Does Illinois even have a legislature? Hardly, if you believe what former state representative James Nowlan, now at the University of Illinois’ Institute of Government and Public Affairs, writes in Crain’s Chicago Business (April 23): “House committees…are a joke. There are now more than 40, and members trip over one another bustling from one meaningless hearing to another. If the leadership fears that a rank-and-file lawmaker might actually act independently on a bill, he or she is removed from the committee for that particular vote.”
“A society that allows cloning, whether it knows it or not, has tacitly assented to the conversion of procreation into manufacture,” contends the University of Chicago’s Leon Kass in the New Republic (May 21). “Willy-nilly, it has acquiesced in the eugenic re-design of future generations.” Kass believes that a complete ban on human cloning must be enacted soon or it will be too late. “Now may be as good a chance as we will ever have to get our hands on the wheel of the runaway train now headed for a post-human world.”
From another city’s file. The San Francisco Chronicle (May 18) reports that Mayor Willie Brown observed Bike to Work Day by bicycling from his home to his city hall office–and then by being driven back home in his limousine to take a shower.
“Illinois is in the forefront of a national trend of decisions holding HMOs directly accountable for medical malpractice,” writes Michele Jochner in the Illinois Bar Journal (February). In the case Petrovich v. Share Health Plan of Illinois, the state supreme court “rejected Share’s broad argument that holding HMOs liable for medical malpractice would increase health care costs and render health care inaccessible to large numbers of people. Disagreeing that the cost-containment role of HMOs entitles them to special consideration, the justices reaffirmed the principle that organizations are accountable for their tortious actions and those of their agents. In addition, the justices observed that HMO accountability is essential to counterbalance the goal of cost-containment.”
Working our way back to you, babe. According to a May 1 press release, University of Illinois and state geological survey scientists have found genes resistant to the antibiotic tetracycline “as far as a sixth of a mile downstream from two swine facilities that use antibiotics as growth promoters.”
“The Chicago area added 250% more private sector jobs than the New York metro area from 1990 to 2000, a period over which the Los Angeles area actually experienced employment decline,” according to the June issue of the “Chicago Fed Letter,” newsletter of the Federal Reserve Bank of Chicago.

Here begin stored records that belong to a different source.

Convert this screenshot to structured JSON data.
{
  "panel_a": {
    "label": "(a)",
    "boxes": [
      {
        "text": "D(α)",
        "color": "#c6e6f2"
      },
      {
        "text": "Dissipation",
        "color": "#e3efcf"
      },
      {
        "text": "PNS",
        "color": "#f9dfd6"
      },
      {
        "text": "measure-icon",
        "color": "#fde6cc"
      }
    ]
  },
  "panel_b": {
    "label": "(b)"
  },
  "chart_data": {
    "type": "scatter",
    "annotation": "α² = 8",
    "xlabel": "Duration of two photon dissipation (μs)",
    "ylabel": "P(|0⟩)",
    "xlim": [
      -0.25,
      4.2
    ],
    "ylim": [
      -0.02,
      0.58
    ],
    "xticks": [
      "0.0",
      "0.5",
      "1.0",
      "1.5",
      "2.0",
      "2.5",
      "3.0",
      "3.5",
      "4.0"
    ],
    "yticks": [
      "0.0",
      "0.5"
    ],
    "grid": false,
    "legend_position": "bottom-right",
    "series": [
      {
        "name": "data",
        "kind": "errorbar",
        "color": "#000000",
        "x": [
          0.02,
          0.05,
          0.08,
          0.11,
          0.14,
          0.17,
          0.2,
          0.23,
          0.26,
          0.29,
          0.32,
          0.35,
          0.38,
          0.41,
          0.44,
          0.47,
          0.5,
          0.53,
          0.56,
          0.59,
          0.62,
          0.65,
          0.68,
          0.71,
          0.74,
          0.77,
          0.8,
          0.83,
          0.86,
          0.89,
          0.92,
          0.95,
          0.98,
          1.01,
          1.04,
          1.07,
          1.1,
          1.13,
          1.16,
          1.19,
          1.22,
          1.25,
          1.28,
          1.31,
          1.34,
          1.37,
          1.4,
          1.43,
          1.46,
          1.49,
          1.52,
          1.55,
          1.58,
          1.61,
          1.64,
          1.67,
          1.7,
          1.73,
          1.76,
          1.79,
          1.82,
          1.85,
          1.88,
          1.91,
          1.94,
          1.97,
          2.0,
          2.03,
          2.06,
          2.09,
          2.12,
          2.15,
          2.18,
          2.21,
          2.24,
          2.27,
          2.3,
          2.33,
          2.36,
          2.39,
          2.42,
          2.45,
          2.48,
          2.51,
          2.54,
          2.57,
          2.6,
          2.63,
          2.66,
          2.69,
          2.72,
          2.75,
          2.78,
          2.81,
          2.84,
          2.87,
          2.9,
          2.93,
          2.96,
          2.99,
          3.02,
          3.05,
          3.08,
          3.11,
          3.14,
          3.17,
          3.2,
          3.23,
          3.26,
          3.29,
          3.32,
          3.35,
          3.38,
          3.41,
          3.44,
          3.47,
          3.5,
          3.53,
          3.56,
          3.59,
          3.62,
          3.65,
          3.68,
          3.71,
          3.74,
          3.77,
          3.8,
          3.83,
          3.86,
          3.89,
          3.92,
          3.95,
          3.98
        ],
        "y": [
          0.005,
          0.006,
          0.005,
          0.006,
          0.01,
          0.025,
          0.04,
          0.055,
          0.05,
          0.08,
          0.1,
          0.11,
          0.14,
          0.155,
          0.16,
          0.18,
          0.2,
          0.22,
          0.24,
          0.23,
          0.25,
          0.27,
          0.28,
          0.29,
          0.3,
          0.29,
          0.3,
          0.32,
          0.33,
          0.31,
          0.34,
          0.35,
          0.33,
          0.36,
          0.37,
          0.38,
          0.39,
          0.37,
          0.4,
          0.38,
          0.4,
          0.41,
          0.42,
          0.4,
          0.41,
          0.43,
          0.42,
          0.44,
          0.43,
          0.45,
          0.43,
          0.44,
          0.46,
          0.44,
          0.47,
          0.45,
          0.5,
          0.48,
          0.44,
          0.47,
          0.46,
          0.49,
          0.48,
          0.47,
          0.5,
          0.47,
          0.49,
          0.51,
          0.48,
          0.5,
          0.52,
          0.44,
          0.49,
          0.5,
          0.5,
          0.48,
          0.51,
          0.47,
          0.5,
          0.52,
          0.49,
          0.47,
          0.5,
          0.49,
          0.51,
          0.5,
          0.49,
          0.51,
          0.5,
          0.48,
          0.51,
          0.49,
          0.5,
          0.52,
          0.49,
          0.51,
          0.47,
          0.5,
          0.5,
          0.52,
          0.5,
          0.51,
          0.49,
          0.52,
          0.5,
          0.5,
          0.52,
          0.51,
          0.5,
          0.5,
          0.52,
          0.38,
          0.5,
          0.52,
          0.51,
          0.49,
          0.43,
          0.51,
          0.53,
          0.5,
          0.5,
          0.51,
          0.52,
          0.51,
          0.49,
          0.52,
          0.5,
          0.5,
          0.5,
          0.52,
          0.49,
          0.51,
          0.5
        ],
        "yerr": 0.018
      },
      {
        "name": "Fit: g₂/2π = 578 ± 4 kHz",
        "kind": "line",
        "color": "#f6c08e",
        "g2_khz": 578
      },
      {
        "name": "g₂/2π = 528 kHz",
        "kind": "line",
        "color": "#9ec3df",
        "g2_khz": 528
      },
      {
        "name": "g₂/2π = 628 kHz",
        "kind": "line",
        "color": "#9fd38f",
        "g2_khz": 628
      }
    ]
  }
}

Do Catholic schools make kids behave better? Yes and no, say economists David Figlio and Jens Ludwig in a National Bureau of Economic Research working paper (number 7990, November). Their carefully controlled data suggest that “religious private schooling reduces teen sexual activity, arrests, and use of hard drugs (cocaine), but not drinking, smoking, gang involvement, or marijuana use.” As they acknowledge, “The ultimate implications for public policy are difficult to determine.”
Words to contemplate at the gas pump or while agitating for energy conservation. “High prices induce investors to bring new supplies to market in search of profit,” write Jerry Taylor and Peter VanDoren of the libertarian Cato Institute, in a May 15 press release. “High prices likewise discourage consumption, ensuring that scarce commodities don’t become nonexistent commodities.”